В то же время Пален, продолжая быть посредником в сношениях Панина с Александром и поддерживая представления бывшего вице-канцлера своими более положительными действиями, приближал переговоры к развязке. Еще до отъезда Панина великий князь уже начал сдаваться; прислушиваясь к словам и вздыхая, он не говорил «да», но не говорил и «нет» и при каждом свидании вникал все более в сущность проекта. В феврале, если не ранее, он сдался окончательно.
Отношение Александра к этому делу в настоящее время, по-видимому, выяснено многими свидетельствами и указаниями, достаточно убедительными и между собой согласными. Даже одних признаний, сделанных сыном Павла Чарторыйскому, было бы довольно, чтобы определить его роль в мартовской драме. «Если бы вы были здесь, будто бы сказал Александр своему другу… никогда бы меня так не завлекли», – признание, сопровождавшееся рассказом о смерти императора, во время которого лицо рассказчика принимало «выражение страдания и раскаяния, не поддающееся описанию». Кроме того Чарторыйский замечает, что рассказ Палена относительно роли великого князя в мартовском событии, в версии Ланжерона, совершенно согласуется с истиной.
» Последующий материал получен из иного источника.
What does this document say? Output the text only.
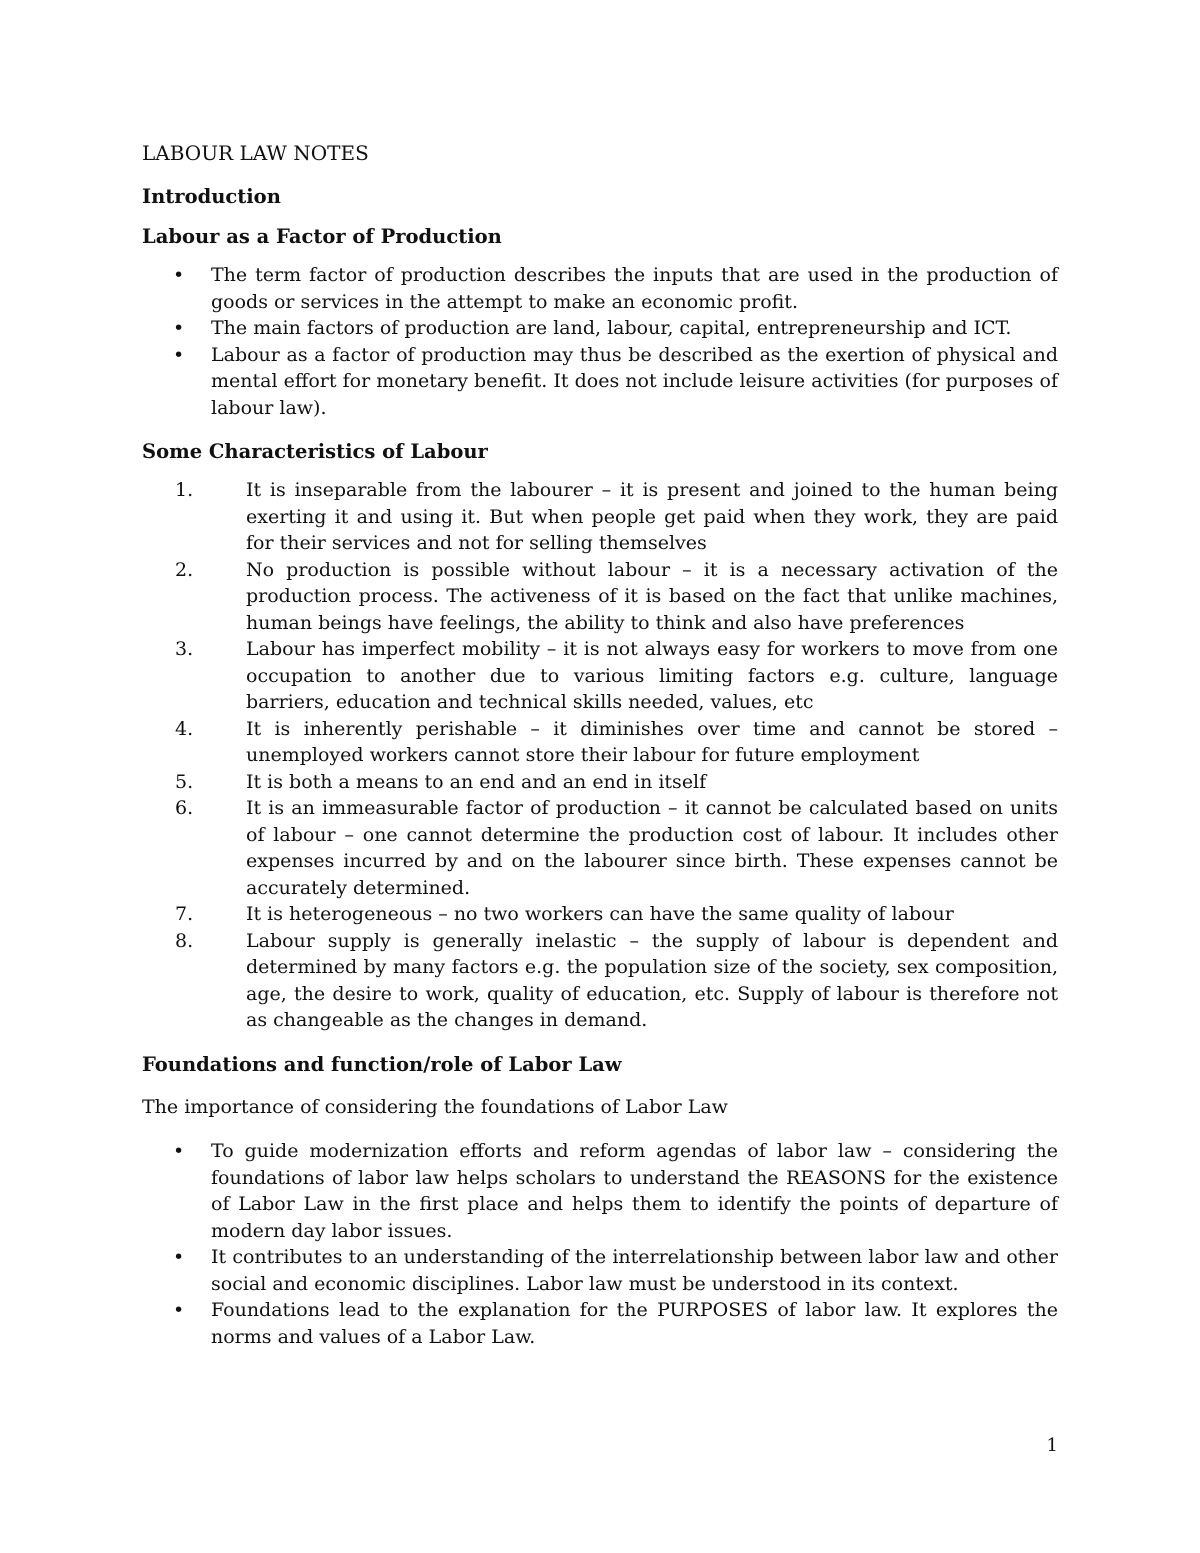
LABOUR LAW NOTES
Introduction
Labour as a Factor of Production
• The term factor of production describes the inputs that are used in the production of goods or services in the attempt to make an economic profit.
• The main factors of production are land, labour, capital, entrepreneurship and ICT.
• Labour as a factor of production may thus be described as the exertion of physical and mental effort for monetary benefit. It does not include leisure activities (for purposes of labour law).
Some Characteristics of Labour
1.	It is inseparable from the labourer – it is present and joined to the human being exerting it and using it. But when people get paid when they work, they are paid for their services and not for selling themselves
2.	No production is possible without labour – it is a necessary activation of the production process. The activeness of it is based on the fact that unlike machines, human beings have feelings, the ability to think and also have preferences
3.	Labour has imperfect mobility – it is not always easy for workers to move from one occupation to another due to various limiting factors e.g. culture, language barriers, education and technical skills needed, values, etc
4.	It is inherently perishable – it diminishes over time and cannot be stored – unemployed workers cannot store their labour for future employment
5.	It is both a means to an end and an end in itself
6.	It is an immeasurable factor of production – it cannot be calculated based on units of labour – one cannot determine the production cost of labour. It includes other expenses incurred by and on the labourer since birth. These expenses cannot be accurately determined.
7.	It is heterogeneous – no two workers can have the same quality of labour
8.	Labour supply is generally inelastic – the supply of labour is dependent and determined by many factors e.g. the population size of the society, sex composition, age, the desire to work, quality of education, etc. Supply of labour is therefore not as changeable as the changes in demand.
Foundations and function/role of Labor Law

The importance of considering the foundations of Labor Law

• To guide modernization efforts and reform agendas of labor law – considering the foundations of labor law helps scholars to understand the REASONS for the existence of Labor Law in the first place and helps them to identify the points of departure of modern day labor issues.
• It contributes to an understanding of the interrelationship between labor law and other social and economic disciplines. Labor law must be understood in its context.
• Foundations lead to the explanation for the PURPOSES of labor law. It explores the norms and values of a Labor Law.
1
Очень веским доказательством является также письмо Панина к Марии Федоровне, черновик которого сохранился. Оно относится к 1801 или 1804 году, и неизвестно, было ли отослано по назначению; но достаточно того, что оно было написано с таким намерением. Это – энергичное оправдание и вместе с тем своего рода обвинительный акт:
«Вы не можете осудить меня, не отрекаясь от вашей собственной крови. Мое поведение, причины, побудившие меня действовать, должны огорчать супругу Павла, не переставая однако быть из тех, которые заставляют решиться общественного деятеля… Я хотел спасти государство от верной гибели. Я хотел передать регентство в руки Вашего Августейшего Сына. Я полагал, что, лично руководя выполнением такого щекотливого дела, он отстранит всех недостойных… Если Государь передал в вероломные руки план, который я ему представил для спасения государства, то меня ли надо винить, Ваше Величество?.. Было бы достаточно представить Вам письма императора (Александра), чтобы доказать Вам, что, поступая таким образом, я приобрел его уважение и доверие к себе».
В одной записке, составленной уже позже и, по-видимому, в царствование Николая I, бывший вице-канцлер выражается еще определеннее:
«Я обладаю одним автографом, который мог бы с очевидностью доказать, что все то, что я придумал и предложил для спасения государства, за несколько месяцев до смерти императора, получило санкцию его сына».
Таковы уверения Панина. Но доказать инициативу Александра в этом вопросе или приписать ему какую-либо руководящую роль – трудно. Он умел освобождать себя от ответственности, выдвигая вперед самое орудие и пряча руку, приводящую его в действие. Возможно, что юный великий князь «дал себя завлечь», как он впоследствии уверял Чарторыйского. Зная характер Павла, Пален, вероятно, предвидел, «qu’on ne ferait pas d’omelette sans casser des oeufs», как он, говорят, выразился в последний момент; но до последнего момента он хранил это убеждение про себя. Со своей стороны Панин, скорее теоретик, чем практик, каким был его дядя, строил планы, исключавшие, на бумаге, всякое насилие и, в особенности издали, казавшиеся их автору осуществимыми при этих условиях. Очутившись между этими двумя сотрудниками, от природы склонный никогда не глядеть прямо на вещи, необыкновенно искусный в притворстве и изворотливости, Александр, быть может, создал себе иллюзию и обманул даже свою собственную совесть.
Послушный внушениям Панина, может быть, он искренно представил себе императора Павла покорившимся без борьбы лишению престола и легко утешившимся предоставленными ему взамен жизненными успехами. Сын в угоду отцу увеличит и украсит Михайловский дворец; он выстроит в нем для свергнутого государя чудный театр и великолепный манеж, и, с помощью этого остроумного компромисса, все заживут счастливо и спокойно.
При известном нам образе мыслей Александра, ему тем легче было обманывать себя этой сказкой, что, если бы вопрос шел об его собственной короне, он, конечно, не затевая борьбы, пошел бы на такой компромисс. И не испытал бы ни малейшего огорчения. По крайней мере он так думал.